第2話
“…し、全部、全部、すっごく可愛いんだから!“
目を開けると、いつもの私の部屋だった。
昨日、優香ちゃんに言ってもらった言葉、あまりの衝撃に夢にまでみてしまったようだ。
あんなに可愛い子が、私なんかに。
やっぱりヘンだよ…
パジャマから制服に着替えている時、ずっとあの子のことを考えてしまった。
“あたし、友達がいなくて“
あの時はとにかく、優香ちゃんのことを受け入れようと思っちゃったから、勝手に優香ちゃんのことをわかったつもりで流してしまった。
今になって後悔が押し寄せてくる。
着替えを終え、髪を整える前に軽く朝食を準備する。
両親は仕事でしばらく帰ってきてないし、妹はいるけれど、まだ起きていないようで、家内は静寂に包まれていた。

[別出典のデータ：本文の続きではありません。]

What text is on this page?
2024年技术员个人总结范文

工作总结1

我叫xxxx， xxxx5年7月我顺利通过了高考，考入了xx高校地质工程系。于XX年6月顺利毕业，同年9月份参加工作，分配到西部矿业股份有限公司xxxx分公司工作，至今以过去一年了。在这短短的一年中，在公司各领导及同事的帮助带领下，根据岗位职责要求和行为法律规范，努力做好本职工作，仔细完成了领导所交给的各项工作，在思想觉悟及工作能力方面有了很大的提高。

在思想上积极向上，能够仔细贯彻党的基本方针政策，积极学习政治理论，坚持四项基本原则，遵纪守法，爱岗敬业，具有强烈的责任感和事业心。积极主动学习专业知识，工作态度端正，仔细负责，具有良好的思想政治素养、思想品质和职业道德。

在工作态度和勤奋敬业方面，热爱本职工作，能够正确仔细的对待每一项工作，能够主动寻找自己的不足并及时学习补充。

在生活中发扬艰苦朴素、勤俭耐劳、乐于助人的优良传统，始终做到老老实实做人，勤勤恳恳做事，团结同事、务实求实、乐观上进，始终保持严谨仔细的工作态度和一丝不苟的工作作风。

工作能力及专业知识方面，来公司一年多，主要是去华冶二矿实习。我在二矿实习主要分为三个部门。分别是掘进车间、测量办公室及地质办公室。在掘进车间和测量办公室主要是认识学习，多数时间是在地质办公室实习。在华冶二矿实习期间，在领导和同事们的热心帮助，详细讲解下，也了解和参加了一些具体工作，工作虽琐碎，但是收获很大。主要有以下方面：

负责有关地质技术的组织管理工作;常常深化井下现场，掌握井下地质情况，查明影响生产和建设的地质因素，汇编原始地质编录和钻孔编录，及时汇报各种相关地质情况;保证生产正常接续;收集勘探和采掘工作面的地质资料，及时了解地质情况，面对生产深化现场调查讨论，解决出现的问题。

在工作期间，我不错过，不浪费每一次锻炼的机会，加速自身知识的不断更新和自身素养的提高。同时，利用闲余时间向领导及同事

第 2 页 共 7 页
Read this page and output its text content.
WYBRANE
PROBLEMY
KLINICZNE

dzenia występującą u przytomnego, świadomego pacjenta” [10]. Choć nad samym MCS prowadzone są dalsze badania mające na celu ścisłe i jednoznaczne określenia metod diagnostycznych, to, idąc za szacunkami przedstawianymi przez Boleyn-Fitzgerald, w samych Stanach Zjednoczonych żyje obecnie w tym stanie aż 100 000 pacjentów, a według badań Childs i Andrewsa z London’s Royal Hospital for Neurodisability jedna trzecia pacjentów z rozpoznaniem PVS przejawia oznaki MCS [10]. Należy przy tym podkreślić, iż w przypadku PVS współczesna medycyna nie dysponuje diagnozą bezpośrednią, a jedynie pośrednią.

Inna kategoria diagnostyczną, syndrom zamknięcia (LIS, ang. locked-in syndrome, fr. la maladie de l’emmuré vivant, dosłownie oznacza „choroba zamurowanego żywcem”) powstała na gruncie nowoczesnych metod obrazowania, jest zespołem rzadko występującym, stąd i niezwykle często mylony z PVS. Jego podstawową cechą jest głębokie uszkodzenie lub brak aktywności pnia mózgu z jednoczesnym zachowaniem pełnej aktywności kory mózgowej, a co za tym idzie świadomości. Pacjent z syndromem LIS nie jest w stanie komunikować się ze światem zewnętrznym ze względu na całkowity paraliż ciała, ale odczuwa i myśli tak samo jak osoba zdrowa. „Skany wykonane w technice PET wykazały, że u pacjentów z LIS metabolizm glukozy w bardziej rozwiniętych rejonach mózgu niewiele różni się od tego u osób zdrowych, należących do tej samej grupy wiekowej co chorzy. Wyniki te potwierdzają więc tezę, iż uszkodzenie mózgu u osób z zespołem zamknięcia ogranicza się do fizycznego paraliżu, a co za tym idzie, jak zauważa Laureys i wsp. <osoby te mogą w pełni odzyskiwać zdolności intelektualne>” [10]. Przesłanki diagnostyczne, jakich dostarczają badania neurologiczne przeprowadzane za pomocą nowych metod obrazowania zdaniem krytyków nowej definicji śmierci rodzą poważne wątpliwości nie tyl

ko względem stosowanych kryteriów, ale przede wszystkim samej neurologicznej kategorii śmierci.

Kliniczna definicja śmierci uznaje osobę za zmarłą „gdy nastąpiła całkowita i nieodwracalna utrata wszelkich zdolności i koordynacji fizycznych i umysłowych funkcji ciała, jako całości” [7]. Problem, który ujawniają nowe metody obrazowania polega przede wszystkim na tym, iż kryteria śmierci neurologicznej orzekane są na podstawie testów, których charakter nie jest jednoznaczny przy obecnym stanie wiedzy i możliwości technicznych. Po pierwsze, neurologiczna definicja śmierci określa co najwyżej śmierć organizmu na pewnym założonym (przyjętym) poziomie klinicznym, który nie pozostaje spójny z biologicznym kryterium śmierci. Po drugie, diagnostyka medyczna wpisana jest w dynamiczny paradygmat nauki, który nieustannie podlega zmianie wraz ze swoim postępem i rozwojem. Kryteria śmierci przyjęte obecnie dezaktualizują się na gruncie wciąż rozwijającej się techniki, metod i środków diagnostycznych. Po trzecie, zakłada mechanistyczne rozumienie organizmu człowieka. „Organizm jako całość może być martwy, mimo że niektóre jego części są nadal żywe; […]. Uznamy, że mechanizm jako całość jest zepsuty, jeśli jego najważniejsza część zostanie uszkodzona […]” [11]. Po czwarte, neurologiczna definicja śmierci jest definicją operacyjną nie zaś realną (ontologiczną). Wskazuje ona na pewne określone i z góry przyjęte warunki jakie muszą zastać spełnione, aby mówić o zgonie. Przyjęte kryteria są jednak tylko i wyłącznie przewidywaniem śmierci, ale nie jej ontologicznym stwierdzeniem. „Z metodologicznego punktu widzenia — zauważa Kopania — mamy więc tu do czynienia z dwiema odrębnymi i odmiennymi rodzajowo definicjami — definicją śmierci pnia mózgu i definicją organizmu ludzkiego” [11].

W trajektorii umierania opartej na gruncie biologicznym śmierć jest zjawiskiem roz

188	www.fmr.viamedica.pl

紅茶を淹れ、トーストを焼いて、庭の植物をぼーっとみながら食事を始める。
その間も、昨日の出来事について色々と思考を巡らせていたけれど、やはり褒められた喜びに押しつぶされ、肝心なことを理解していない気がする。
食事を終え、髪を整え始める。
その時、足音がしたと思い振り返ってみると、サラサラとした黒髪の少女がこちらを覗き込んでいた。
彼女の名前は花筏哀、私の妹で、中学2年生だ。
くりくりとした目に、小柄な身体、私とは別のタイプですごく可愛い。
「お姉ちゃん、おはよお。ご飯作ってえ」
寝起きだからかぽわぽわとしている。
「はいはい、ちょっと待ってね」
私は急いで毛先を整え、再び食事の準備をした。
学校の支度を一通り終えたので、哀がトーストを頬張る目の前に座った。
「今日は学校行くの?」
私は聞いてみる。
そう、この子は謂わゆる不登校だ。
「う〜ん、今日は体育があるから行きたくない…」
「そっか」
哀にも色々と事情がある、家柄のこともあるだろうし、学校でのことは表面しか知らないけど、できる限りの理解をしてあげたい。
いつもはそう思うのだけれど、今日は何故か違った。
「哀は…どうしたいの?」
哀は目を丸くしていた。
それはそうだ、いつもはうんうん、と話を聞くだけの私が、深掘りしてきたんだから。
「ええ…?私は…えっと…」
哀が驚きと不安からか、震えた声を発している。
私は申し訳なくなってしまい、訂正を入れた。
「ううん、ゆっくりでいいからね」
少しでも安心させようと、微笑みながらそう言う。
哀は、無言でうんうんと頷いた。
そんな話をしていると、いつの間にか家を出る時間になっていた。
「じゃあ、お姉ちゃん行ってくるね」
そう言って、私は荷物を持ち、玄関の戸を開けた。
今日はいつもよりも足取りが軽かった。